I’m at the JStreet conference with a press pass. It has an orange lanyard and my name and Jewschool on it. So far the press pass means: the press room, where I’m leaving my stuff and where there’s free caffeine. the press table in the ballroom, where there are power strips and people are sitting with their computers looking busy and important. It also means people say, “oh, you have a press pass.”
Having the press pass means I also have to take myself seriously, which is pretty hard. This year’s conference is already very different from last year’s, when I felt like I had a specific purpose-being on a panel for JStreet U. It’s another reminder of how much has changed and how much flux my whole identity is still in-my intention at a conference is usually to be a sponge, learn as much as I can, and process it. These days I need more than that.

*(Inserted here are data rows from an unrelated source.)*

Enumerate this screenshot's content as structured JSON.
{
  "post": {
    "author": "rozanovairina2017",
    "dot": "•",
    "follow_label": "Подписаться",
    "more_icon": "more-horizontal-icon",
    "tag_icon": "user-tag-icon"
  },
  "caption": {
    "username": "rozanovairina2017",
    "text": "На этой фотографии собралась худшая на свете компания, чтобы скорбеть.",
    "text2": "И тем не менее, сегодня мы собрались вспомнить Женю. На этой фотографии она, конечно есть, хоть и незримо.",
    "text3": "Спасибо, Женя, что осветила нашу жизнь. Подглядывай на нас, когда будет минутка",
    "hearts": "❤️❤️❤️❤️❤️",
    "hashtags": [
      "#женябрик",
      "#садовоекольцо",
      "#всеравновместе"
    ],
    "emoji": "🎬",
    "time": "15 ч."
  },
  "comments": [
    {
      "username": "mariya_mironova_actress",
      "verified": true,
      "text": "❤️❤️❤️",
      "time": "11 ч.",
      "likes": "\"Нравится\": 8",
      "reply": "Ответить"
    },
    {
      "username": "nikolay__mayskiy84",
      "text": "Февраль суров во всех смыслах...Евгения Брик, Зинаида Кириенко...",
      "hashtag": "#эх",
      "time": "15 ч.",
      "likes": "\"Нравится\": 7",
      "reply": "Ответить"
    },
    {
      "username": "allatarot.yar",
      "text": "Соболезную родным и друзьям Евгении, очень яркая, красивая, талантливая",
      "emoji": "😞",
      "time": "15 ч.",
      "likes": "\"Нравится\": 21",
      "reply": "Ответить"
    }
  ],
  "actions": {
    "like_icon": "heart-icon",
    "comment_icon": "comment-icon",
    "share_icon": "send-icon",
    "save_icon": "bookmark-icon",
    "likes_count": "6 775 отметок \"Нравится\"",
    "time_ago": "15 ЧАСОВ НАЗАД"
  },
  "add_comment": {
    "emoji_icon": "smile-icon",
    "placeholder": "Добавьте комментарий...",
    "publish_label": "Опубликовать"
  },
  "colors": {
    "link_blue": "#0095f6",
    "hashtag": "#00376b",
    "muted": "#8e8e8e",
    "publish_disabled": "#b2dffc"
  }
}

I need more of everything.
This is the first full day of the conference, and already I’m stewing over the psyche of the American Jewish community and how there is this great possibility that people are expecting JStreet to be all things-a therapist, a band-aid, a savior-in the way that to a certain degree, we who voted for Obama expect him to fix everything, so scarred have we been by George Bush’s presidency and its seemingly never ending fallout.
Many feminist moments in a short period of time, which is heartening. Yesterday, I was feeling super messed up about the fact that I was missing the Planned Parenthood rally to be here, and so the talk here about women at the center of the peace movement is restorative. It’s excellent to see feminism in such a global context, being exercised and applied and relevant and to be reminded that everything is interconnected.